# how to learn more about my dogs pedigree



## rgollar (Dec 19, 2010)

Im not interested in breeding or showing my dog. I was just wondering how I can learn more about my dogs pedigree and if has any quality in it.


----------



## Emoore (Oct 9, 2002)

Go here:
Pedigree Search - German shepherd dog

And do a search for the different dogs in the pedigree. You can also google them.


----------



## Emoore (Oct 9, 2002)

Your dog's sire is on there. . . Browning's Justice For All. His mother is also his grandmother. Oh wait, PDB shows a different pedigree for this dog than the official AKC copy.


Here's the breeder's website:
www.browninghausgermanshepherds.com


----------



## rgollar (Dec 19, 2010)

Thank you for the info on how to look this up. Not to much of a line that I can see. But interesting to check out though.


----------



## rgollar (Dec 19, 2010)

I was wondering why when I search for my dog he doesnt show up? Do I type in his name exactly like it apears on the certificate?


----------



## JakodaCD OA (May 14, 2000)

your dog would only show up IF someone put the information in there. (I'm assuming your talking about the pedigree data base correct?)


----------



## Emoore (Oct 9, 2002)

You can enter his information if you want. You can even upload a picture.


----------



## rgollar (Dec 19, 2010)

Yes thats what I was wanting to do. I know he is not a show line but Just thought I would put it up.


----------



## rgollar (Dec 19, 2010)

Shouldnt his name at least come up since he is registered?


----------



## onyx'girl (May 18, 2007)

PDB is not affiliated with AKC....you have to put in the info and really anyone can change it or delete it. Many times the breeder will put their litters in so if you search for your pup, it may have been put in by the breeder. But it is up to you to update w/ pics, health tests and titles.


----------



## Emoore (Oct 9, 2002)

I agree with you. Even if a dog isn't the highest-quality show or working dog, every dog entered in the database just makes it a more useful tool for everybody. 
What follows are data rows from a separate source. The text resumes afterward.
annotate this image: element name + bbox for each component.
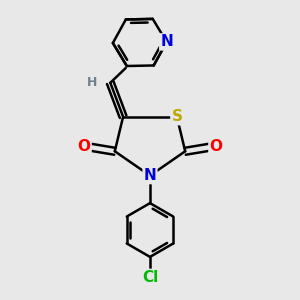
Text: N: N <box>160 34 173 50</box>
Text: O: O <box>78 139 91 154</box>
Text: S: S <box>171 109 182 124</box>
Text: H: H <box>87 76 98 89</box>
Text: O: O <box>209 139 222 154</box>
Text: N: N <box>144 168 156 183</box>
Text: Cl: Cl <box>142 270 158 285</box>
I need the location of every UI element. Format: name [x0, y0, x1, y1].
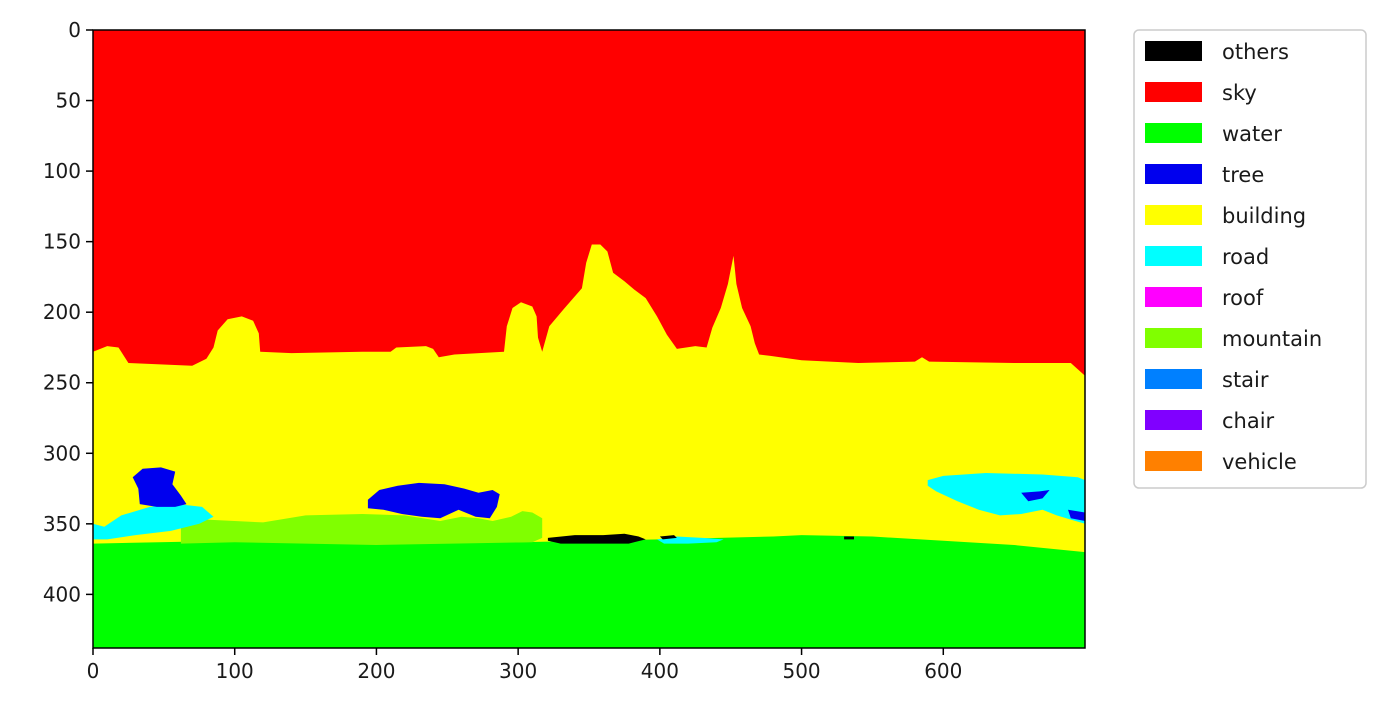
x-tick-label: 200 — [357, 659, 395, 683]
x-axis: 0 100 200 300 400 500 600 — [87, 648, 962, 683]
plot-frame — [92, 29, 1086, 649]
legend-swatch-stair — [1145, 369, 1202, 389]
y-tick-label: 150 — [43, 230, 81, 254]
legend-swatch-mountain — [1145, 328, 1202, 348]
region-road — [657, 536, 724, 544]
y-tick-label: 100 — [43, 159, 81, 183]
legend-swatch-tree — [1145, 164, 1202, 184]
legend-label-roof: roof — [1222, 286, 1264, 310]
x-tick-label: 100 — [216, 659, 254, 683]
region-tree — [1021, 490, 1050, 502]
legend-label-tree: tree — [1222, 163, 1264, 187]
y-tick-label: 200 — [43, 300, 81, 324]
legend-swatch-chair — [1145, 410, 1202, 430]
x-tick-label: 500 — [782, 659, 820, 683]
legend-label-sky: sky — [1222, 81, 1257, 105]
y-tick-label: 50 — [56, 89, 81, 113]
region-building — [93, 244, 1085, 555]
region-tree — [132, 467, 187, 507]
region-tree — [1068, 509, 1085, 521]
y-tick-label: 400 — [43, 582, 81, 606]
legend-swatch-road — [1145, 246, 1202, 266]
x-tick-label: 400 — [641, 659, 679, 683]
x-tick-label: 0 — [87, 659, 100, 683]
legend-label-road: road — [1222, 245, 1269, 269]
legend: others sky water tree building road roof mounta… — [1133, 29, 1367, 489]
region-water — [93, 535, 1085, 648]
region-tree — [367, 482, 500, 519]
y-axis: 0 50 100 150 200 250 300 350 400 — [43, 18, 93, 606]
legend-swatch-others — [1145, 41, 1202, 61]
region-others — [659, 535, 677, 540]
y-tick-label: 350 — [43, 512, 81, 536]
legend-label-stair: stair — [1222, 368, 1269, 392]
legend-swatch-vehicle — [1145, 451, 1202, 471]
legend-swatch-building — [1145, 205, 1202, 225]
legend-swatch-water — [1145, 123, 1202, 143]
region-sky — [93, 30, 1085, 376]
x-tick-label: 300 — [499, 659, 537, 683]
plot-area — [93, 30, 1085, 648]
region-road — [93, 504, 214, 540]
x-tick-label: 600 — [924, 659, 962, 683]
region-road — [927, 473, 1085, 524]
y-tick-label: 250 — [43, 371, 81, 395]
region-others — [844, 536, 854, 540]
legend-label-vehicle: vehicle — [1222, 450, 1297, 474]
legend-label-others: others — [1222, 40, 1289, 64]
y-tick-label: 300 — [43, 441, 81, 465]
y-tick-label: 0 — [68, 18, 81, 42]
legend-swatch-sky — [1145, 82, 1202, 102]
legend-label-building: building — [1222, 204, 1306, 228]
legend-label-water: water — [1222, 122, 1282, 146]
legend-swatch-roof — [1145, 287, 1202, 307]
region-mountain — [180, 511, 543, 545]
legend-label-mountain: mountain — [1222, 327, 1322, 351]
legend-label-chair: chair — [1222, 409, 1275, 433]
region-others — [547, 533, 646, 544]
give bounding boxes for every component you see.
And later on if your dog earns titles in something like obedience or agility, you can add those to his page.


----------



## Emoore (Oct 9, 2002)

rgollar said:


> Shouldnt his name at least come up since he is registered?


No. PDB is operated and maintained by the dog owners and isn't affiliated with any registry. It's up to each individual owner or breeder to enter their dogs. 

Even so, it's remarkably complete and really the best tool we have for keeping track of GSD pedigrees and who's related to whom.


----------



## rgollar (Dec 19, 2010)

I really feel stupid but I cant find where to enter my dogs info. Thanks


----------



## krystyne73 (Oct 13, 2010)

I put Sasha on PDB when I googled some of her lineage and found out a lot of info, plus I called some of the breeders to get more information. It was great considering I adopted her at 10 mon old. I would like to decipher some of the title lingo on it though. lol


----------



## krystyne73 (Oct 13, 2010)

I think you register there first then enter dogs info


----------



## rgollar (Dec 19, 2010)

makes sense thanks


----------



## Emoore (Oct 9, 2002)

Yeah, you have to register with the database first. It's free. Then on the lefthand side, under Options for Registered Users you'll see where it says "Register a dog." Since your dog's dad is already in the database you'll just be able to say your dog is from him, but you'll need to put in the information on the mom's side yourself since it's not already there.


----------



## rgollar (Dec 19, 2010)

Thank you so much very helpful.


----------



## Emoore (Oct 9, 2002)

You know what. . . I'll do it for you if you like. Or you can do it. Either way.


----------



## rgollar (Dec 19, 2010)

I started to do it but they ask for *Registry*(SZ/DDR/etc..) and I not sure what they mean by that so I wonder if I should just leave it blank. I also wonder if I shouldnt do this if I dont know exactly what im doing. Because I really dont want to put in any wrong info.


----------



## Emoore (Oct 9, 2002)

That's the DN. . . . number that's right under his name on the pedigree.


----------